Further precedent can be found in Eighties slasher films. Freddy (even in his first, notably bloodthirsty outing) certainly straddled the line between hellish and hilarious, as did many, many of his video nasty brethren. It’s also worth noting that the monster/supervillain dichotomy is alive and well in a significant number of spider-foes. Venom, Carnage and the rest of the symbiote crew are explicitly monstrous creations; then there’s the rest of the Goblin family – Hobgoblin, Demo-Goblin, Menace, etc… Dr Octopus has something of that horror stalwart, the mad scientist, about him, and those tentacles can’t fail to be anything but creepy. Even all those “animal totem” baddies seem to hail from the inhuman, red in tooth and claw vision of nature. Of course all this gesturing to horrors beyond what one might think of as the bounds of the superhero genre has its roots in the concept of Spider Man – a character with a deliberately icky edge – and, I would argue, in the wider MU, which has never shied away from uncanny heroes and freakish champions mutated by science. The monstrous spider rogue can be read as simply a willingness to explore the terrain signposted by the creepier aspects of a man with spider powers.

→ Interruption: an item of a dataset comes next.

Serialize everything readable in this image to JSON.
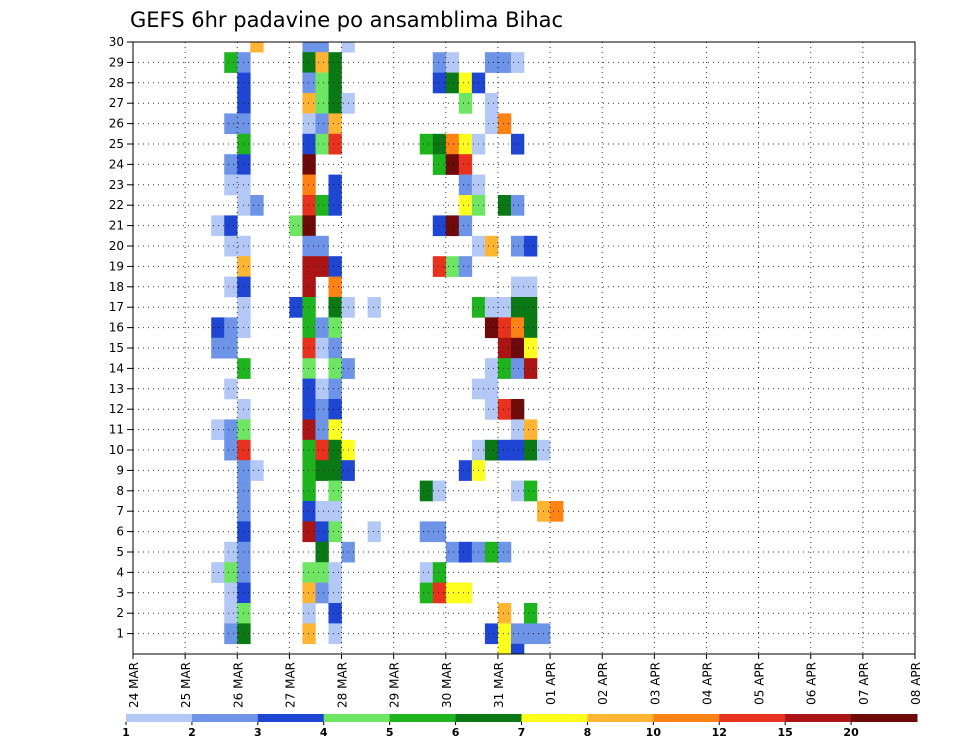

The problem with invoking the monster is that it often degenerates into creative shortcuts. See Carnage and the Jackal’s incessant giggling, see Carnage and Venom’s constant desire to eat everyone around them, see Carnage’s spiky bits and accompanying (off panel) gore, in fact, see Carnage full stop. No, what I want to see brought to bear is the spooky Goblin, the Goblin that’s simultaneously fun and frightening, and personally I feel that would require bringing an entire aesthetic, perhaps even a slew of horror-narrative conventions to the stories in which he appears (I’m generally of the opinion that the big baddies deserve to be framed in this way). I want lightning and rain and the shadow of the bat glider. I want the demon who circles its victim, the hunter in the darkness that stalks the hero’s loved ones through abandoned warehouses and lonely city streets, capturing them in his ghost nets and whisking them away into the night. I want him to ham it up like the Child Catcher in Chitty Chitty Bang Bang: “I can smell you Mary Jane”. I want to see those yellow eyes glare out of the darkness and that demented grin at Aunt May’s window. I want Peter Parker to think he catches sight of something green and giggling in the trees. And when it finally comes time for Spider Man and the Goblin to go head to head I want to see it play more like one of those final confrontations in slasher films, where the heroine goes alone into the dark to face a foe that just won’t go down and always dances on the edge of sight.

I want something that could have lurked in the village church cellar on All Hallows Eve, and would be at home peering through the knotted brambles.